CICLE project – can consumer law enforcement be boosted by the power of complaints data?
No matter how well drafted a consumer law is, it won’t succeed without the right market surveillance and enforcement structure around it. Without visible and effective enforcement of consumer law, there’s a risk that harmful business practices become normalized, eroding both the principles and practice of consumer law and consumer confidence.
Effective enforcement relies on the engagement of consumers, consumer organizations and consumer protection authorities, as well as easy access to justice and redress through alternative dispute resolution schemes. In a single market such as the EU, co-operation between different national consumer protection authorities and consumer organizations is also crucial.
Streamlining consumer enforcement
Consumer organizations have their finger on the pulse of consumers’ experiences, through testing and research and through their role in collecting consumer complaints. In an increasingly digitized world, where consumer journeys are more and more streamlined, they rightfully expect complaints against companies that break the law to be dealt with quickly and decisively.
However, currently the time it takes for consumer complaints collected by consumer organizations to reach public authorities is too long.
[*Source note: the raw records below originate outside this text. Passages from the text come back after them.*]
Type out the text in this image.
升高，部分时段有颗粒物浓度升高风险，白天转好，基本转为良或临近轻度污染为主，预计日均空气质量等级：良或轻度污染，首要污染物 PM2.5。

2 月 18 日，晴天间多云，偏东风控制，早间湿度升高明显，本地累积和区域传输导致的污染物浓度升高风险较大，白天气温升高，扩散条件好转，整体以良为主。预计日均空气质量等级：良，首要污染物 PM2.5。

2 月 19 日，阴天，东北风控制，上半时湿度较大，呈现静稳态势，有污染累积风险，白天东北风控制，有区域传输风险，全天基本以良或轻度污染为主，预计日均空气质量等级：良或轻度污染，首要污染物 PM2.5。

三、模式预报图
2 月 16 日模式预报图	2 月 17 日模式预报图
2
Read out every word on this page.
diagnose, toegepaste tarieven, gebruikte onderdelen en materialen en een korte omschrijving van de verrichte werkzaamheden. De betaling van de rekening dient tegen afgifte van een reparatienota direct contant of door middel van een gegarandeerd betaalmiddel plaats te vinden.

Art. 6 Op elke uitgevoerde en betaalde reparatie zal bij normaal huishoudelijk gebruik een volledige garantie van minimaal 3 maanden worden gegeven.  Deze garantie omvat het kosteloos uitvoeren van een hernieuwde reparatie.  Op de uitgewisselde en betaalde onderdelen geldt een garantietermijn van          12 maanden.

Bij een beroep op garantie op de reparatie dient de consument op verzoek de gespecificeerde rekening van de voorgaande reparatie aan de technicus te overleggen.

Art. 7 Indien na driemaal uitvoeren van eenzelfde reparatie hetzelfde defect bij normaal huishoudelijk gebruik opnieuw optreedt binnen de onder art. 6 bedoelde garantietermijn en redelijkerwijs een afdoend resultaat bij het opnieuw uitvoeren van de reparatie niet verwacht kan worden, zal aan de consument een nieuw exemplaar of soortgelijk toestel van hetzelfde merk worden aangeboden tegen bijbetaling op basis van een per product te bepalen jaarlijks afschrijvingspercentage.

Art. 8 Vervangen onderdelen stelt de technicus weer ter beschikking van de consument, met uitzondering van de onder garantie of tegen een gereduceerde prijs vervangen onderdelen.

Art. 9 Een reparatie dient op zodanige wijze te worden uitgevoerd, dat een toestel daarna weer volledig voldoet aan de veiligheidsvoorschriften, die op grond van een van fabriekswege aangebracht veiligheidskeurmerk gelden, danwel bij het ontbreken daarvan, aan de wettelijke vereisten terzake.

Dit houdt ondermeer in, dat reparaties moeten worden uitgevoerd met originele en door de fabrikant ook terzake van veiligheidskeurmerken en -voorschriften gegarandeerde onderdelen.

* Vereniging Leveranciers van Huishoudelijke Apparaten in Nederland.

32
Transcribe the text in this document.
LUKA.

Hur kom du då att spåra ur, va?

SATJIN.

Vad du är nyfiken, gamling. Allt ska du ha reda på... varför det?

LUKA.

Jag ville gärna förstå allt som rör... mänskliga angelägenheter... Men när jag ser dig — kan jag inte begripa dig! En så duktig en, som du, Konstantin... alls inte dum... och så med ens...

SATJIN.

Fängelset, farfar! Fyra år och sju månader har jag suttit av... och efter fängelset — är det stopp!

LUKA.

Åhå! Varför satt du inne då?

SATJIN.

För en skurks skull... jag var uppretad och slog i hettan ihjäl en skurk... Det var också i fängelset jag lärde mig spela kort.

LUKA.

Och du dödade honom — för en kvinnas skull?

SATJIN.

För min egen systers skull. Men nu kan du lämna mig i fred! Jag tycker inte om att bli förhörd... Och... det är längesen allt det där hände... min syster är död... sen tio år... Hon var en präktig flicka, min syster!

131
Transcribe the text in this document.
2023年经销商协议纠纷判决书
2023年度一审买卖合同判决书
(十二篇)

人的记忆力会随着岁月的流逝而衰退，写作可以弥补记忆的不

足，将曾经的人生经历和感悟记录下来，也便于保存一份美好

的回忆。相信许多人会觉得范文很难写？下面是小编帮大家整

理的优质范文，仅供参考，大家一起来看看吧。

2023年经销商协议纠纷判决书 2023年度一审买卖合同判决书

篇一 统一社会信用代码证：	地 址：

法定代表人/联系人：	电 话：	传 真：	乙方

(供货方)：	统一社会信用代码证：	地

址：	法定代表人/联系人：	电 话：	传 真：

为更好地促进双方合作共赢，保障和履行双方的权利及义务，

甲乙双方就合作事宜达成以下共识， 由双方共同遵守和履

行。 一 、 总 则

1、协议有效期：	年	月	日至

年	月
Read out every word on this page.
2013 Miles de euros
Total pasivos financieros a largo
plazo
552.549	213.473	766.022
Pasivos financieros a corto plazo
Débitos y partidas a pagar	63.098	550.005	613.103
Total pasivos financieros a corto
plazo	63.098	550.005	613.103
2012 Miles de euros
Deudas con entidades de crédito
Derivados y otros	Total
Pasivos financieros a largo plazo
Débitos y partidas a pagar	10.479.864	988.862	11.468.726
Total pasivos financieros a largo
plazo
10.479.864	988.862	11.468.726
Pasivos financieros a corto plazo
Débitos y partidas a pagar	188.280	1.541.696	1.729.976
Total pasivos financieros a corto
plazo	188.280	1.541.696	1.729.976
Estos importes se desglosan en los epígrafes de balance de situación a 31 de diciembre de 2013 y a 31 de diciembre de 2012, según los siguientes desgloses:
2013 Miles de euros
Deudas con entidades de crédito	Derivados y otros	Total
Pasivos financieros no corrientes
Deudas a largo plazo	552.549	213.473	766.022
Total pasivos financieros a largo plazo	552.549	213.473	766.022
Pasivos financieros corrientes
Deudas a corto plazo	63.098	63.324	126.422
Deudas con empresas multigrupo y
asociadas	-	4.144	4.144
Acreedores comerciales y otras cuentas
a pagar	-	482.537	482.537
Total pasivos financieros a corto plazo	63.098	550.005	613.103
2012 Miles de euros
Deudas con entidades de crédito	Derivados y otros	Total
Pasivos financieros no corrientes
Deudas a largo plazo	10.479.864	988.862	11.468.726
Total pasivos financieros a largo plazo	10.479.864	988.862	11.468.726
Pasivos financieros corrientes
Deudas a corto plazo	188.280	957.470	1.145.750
This is partly due to the legacy systems supporting consumer complaints’ websites and databases, and partly due to low levels of co-ordination between organizations and authorities.
The power of consumer complaints data
The CICLE project (which stands for Co-operation for Improving Consumer Law Enforcement) aims to change this. Its main objective is to maximize the data captured by new and improved consumer complaints online dashboards. Complaints can be much more easily classified and mapped and there will be new capacity for a live tracking tool to generate alerts to authorities and detect trends relating to product types or companies.
The tracking tool can feed into the EU’s consumer law breaches mapping carried out by the Consumer Protection Cooperation Network to enhance European enforcement.
The type of common consumer problems identified might include complaints about devices breaking down too soon or being hard to fix, or about being a victim of a scam as they are classified by nature of problems. The dashboard also record the responsiveness of companies to complaints and the top 20 companies with most complaints. The ranking refers however to complaints to companies that have joined the Reclama Facile or Reclamar platform in a collaborative spirit. It is therefore not to be considered exhaustive of the complaints received on a daily basis via other channels and which also concern many other market players.
To close the circle, the online complaints dashboard will also provide access to alternative dispute resolution (ADR) schemes. Each time a complaint is filed and a breach occurs, consumers will be redirected (via an online ADR finder) to existing public dispute resolution systems.
Data for enforcement
The trend data will also provide incredibly valuable evidence for any resulting legal proceedings or company and market inquiries. Consumer organizations too can make use of the data to launch national class actions and to co-ordinated enforcement actions across different member states. This is something the new Collective Proceedings Directive hopes to encourage and something Euroconsumers has long been involved with – launching co-ordinated cross-border actions against VW for ‘dieselgate’ and Apple for built in obsolescence of devices.
Cross-border enforcement is recognised as a major challenge, particularly in the digital economy. CICLE’s ambition is to demonstrate that co-operation between consumer organizations (OCU in Spain and Altroconsumo in Italy) and respective enforcement authorities can be replicated elsewhere so that as many EU consumers as possible can benefit from equal enforcement measures and access to justice. Euroconsumers’ close links to BEUC means we are well placed to share learnings and encourage participation in co-ordinated actions.
The overall hope is that this will build the profile of consumer organizations’ role as effective watchdogs, increase the trust of consumers that companies will be held to account. It should encourage more people to feed in complaints about problems, knowing their voices will count.
Progress so far
So far, Altroconsumo and OCU have launched pilot online dashboards on their websites and created an internal automated alert system to detect any new alarming activity or breach.
The database shows alerts when companies have received a higher than average number of complaints, or are seeing a growth in complaints over the previous month. It also shows which companies are not responding to complaints or how many are left unresolved. If a particular type of complaint is repeatedly made by different consumers this is also flagged. These alerts suggest ongoing and escalating issues with companies.
One challenge with cross-border enforcement is the variety of ways that infringements are recorded. The lack of shared classifications and sub-classifications for a common category such as ‘scam’ makes it difficult to match patterns of bad practice nationally or cross-border.
The back end structure of the dashboard has tackled this major challenge by establishing a framework of classifications covering different sectors and sub categories relevant to the sectors beneath. For example, in transportation, complaints could be logged under baggage loss or flight cancellation, and in energy they could be logged as supply disruption or problems with switching.
The data is currently showing that of the 20 most complained about companies in Spain and Italy, most are in the travel and leisure sectors. Flight and holiday comparison site eDreams was the subject of many complaints, and its ‘eDreams Prime’ subscription programme is being examined by Altroconsumo and OCU to see if it breaks consumer laws on Unfair Terms and Conditions and/or Unfair Commercial Practices.
Viagogo, the global online platform for sport and music tickets saw a huge jump in complaints between March and April 2022, suggesting problems with ticket refunds when an event is canceled or consumers withdraw from their purchases.
As usage of the tool grows we expect to see more detailed patterns of types of problems and how consumers are impacted. By alerting consumer protection authorities to these problems and company practices which breach consumer law, we expect to see a much swifter response to complaints which will put pressure on companies to raise their game.